# Kamelot: New album, new singer



## Sonata (Aug 7, 2010)

Anyone give their new album "Silverthorn" a listen yet? They have a new singer, Roy Kahn left due to severe anxiety issues. I'm listening to samples of the new stuff right now. Sounds pretty good, the new vocalist is perfectly fine, but I do miss Kahn. He brought that something that made previous albums really special.


----------



## regressivetransphobe (May 16, 2011)

Singers are pretty disposable in these power metal bands, aren't they?

"Hey, can you do high notes? Welcome aboard."


----------



## jurianbai (Nov 23, 2008)

the new singer from previously Seventh Wonder band is pretty good. Kamelot actually down the hill in the couple past album and Silverthorn I think, got new spirit inside due to new voice character. This album is pretty decent.


----------



## Flamme (Dec 30, 2012)

They are too pretentious for me...Although they have good moments with Hammerfall...But all that ''heroic'' metal doesnt strike me as something Really awesome...With exeption of Blind Guardian maybe..


----------



## Sonata (Aug 7, 2010)

jurianbai said:


> the new singer from previously Seventh Wonder band is pretty good. Kamelot actually down the hill in the couple past album and Silverthorn I think, got new spirit inside due to new voice character. This album is pretty decent.
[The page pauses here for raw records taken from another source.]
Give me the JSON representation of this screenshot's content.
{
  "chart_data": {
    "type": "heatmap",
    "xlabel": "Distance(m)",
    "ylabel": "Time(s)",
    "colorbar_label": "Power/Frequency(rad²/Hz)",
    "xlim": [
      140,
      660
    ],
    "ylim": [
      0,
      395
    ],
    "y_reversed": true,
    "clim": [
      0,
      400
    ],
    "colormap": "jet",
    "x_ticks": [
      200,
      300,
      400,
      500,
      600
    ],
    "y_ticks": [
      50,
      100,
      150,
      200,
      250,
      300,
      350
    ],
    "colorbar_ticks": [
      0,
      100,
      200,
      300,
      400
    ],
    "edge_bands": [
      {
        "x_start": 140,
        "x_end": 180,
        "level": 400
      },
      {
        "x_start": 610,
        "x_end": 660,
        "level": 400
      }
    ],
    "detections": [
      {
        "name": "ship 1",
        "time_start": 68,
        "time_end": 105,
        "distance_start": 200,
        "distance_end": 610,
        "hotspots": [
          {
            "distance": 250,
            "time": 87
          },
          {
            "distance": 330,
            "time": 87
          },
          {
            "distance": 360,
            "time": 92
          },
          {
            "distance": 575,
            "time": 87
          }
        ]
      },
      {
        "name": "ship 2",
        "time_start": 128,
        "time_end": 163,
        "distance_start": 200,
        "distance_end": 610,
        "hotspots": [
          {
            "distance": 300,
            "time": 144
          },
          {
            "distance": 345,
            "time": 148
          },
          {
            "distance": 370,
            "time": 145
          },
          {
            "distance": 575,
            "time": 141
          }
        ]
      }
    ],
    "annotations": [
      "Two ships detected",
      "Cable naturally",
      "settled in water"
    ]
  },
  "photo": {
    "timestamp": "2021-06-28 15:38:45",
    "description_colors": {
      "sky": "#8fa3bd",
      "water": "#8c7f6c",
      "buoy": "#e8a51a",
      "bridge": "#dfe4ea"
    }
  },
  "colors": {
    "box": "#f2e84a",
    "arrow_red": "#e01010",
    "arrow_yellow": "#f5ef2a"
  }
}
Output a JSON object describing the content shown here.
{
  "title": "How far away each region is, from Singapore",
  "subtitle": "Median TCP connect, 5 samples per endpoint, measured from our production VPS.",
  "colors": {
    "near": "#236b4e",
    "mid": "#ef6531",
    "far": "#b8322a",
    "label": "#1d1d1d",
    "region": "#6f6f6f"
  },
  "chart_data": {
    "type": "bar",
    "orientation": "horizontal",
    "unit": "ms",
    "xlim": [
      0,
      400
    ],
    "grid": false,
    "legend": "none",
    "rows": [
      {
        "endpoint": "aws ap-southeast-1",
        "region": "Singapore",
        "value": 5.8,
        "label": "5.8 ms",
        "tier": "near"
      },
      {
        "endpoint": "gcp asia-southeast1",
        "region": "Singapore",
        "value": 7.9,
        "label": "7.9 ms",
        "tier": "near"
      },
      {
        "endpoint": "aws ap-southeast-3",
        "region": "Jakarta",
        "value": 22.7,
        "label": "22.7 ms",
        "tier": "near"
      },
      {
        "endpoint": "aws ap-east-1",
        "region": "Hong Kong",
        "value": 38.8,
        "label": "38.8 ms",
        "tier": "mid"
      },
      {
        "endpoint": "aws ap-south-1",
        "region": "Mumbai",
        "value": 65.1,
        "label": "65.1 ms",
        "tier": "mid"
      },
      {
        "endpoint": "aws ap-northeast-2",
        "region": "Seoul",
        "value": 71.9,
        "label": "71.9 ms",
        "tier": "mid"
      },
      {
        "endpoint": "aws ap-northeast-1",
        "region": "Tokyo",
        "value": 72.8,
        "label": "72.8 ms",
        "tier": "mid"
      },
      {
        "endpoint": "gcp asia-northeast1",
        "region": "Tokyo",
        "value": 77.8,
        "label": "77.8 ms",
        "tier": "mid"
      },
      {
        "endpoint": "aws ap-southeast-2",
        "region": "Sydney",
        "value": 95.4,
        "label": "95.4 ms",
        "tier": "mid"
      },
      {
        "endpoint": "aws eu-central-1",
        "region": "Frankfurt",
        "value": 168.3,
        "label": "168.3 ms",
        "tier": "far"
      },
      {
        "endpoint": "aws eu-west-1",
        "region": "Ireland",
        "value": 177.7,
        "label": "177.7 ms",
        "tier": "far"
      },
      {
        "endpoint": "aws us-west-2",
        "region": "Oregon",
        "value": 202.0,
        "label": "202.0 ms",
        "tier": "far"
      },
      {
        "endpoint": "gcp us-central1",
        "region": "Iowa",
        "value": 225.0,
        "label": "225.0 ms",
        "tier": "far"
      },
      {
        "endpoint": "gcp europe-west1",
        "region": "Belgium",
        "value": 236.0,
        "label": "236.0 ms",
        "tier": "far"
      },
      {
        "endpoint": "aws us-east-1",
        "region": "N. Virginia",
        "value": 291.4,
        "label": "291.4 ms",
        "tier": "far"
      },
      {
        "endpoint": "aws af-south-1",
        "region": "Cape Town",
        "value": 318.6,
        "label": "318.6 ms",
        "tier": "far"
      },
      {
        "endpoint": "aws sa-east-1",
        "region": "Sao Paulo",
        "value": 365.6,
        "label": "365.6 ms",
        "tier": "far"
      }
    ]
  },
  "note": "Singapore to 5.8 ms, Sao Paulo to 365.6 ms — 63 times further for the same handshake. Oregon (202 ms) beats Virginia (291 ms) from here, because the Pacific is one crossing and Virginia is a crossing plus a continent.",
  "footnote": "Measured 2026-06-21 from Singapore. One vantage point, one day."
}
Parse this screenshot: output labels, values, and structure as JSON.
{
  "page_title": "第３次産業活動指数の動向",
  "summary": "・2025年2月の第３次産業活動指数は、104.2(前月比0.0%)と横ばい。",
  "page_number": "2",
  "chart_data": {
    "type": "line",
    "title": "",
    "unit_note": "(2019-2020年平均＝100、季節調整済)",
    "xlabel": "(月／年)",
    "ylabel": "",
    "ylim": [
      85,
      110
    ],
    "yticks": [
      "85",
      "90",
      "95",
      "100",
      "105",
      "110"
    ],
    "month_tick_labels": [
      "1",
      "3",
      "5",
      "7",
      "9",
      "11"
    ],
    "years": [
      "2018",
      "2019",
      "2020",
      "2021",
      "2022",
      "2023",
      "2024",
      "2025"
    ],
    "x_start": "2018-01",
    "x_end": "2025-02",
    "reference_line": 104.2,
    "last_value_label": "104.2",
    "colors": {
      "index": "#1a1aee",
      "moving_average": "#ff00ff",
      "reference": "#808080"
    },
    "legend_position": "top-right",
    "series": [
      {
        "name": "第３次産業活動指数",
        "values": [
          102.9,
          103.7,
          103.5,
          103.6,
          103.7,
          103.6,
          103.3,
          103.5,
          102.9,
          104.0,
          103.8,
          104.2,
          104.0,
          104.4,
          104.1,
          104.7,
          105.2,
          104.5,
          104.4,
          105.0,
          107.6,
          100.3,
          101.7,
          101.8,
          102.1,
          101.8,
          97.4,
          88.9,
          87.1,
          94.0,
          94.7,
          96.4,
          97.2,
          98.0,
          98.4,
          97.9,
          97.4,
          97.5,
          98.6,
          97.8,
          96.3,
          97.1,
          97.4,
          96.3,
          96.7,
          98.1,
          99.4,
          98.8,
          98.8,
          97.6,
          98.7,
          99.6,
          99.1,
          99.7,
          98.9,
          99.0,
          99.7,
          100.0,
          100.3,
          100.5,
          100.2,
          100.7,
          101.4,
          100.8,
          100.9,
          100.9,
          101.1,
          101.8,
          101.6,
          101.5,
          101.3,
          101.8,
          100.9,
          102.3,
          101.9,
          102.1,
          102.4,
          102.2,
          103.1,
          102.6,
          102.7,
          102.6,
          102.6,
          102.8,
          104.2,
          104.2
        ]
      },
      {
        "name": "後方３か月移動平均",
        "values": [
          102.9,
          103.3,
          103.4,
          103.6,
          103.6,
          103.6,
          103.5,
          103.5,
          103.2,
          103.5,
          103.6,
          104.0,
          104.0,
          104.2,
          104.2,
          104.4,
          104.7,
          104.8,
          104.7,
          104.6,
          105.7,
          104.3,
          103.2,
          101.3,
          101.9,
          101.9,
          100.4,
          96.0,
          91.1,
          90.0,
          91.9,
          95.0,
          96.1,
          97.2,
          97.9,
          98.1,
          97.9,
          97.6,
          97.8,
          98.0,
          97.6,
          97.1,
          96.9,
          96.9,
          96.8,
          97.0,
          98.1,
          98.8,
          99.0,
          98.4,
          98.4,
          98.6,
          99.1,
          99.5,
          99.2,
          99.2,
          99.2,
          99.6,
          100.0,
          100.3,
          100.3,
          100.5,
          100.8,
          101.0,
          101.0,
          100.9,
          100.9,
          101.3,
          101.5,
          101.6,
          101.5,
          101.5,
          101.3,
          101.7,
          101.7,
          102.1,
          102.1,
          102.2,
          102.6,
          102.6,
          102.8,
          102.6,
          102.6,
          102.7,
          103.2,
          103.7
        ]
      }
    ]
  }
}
I liked Poetry for the Poisoned quite a lot myself. Though I agree regarding Ghost Opera. I just downloaded the album today, and I look forward to listening to it, perhaps on my lunch hour tomorrow.


----------



## Sonata (Aug 7, 2010)

I have finally had a chance to listen to the album, and I am really happy with it! They couldn't have picked a better singer to replace Kahn. Very good material.


----------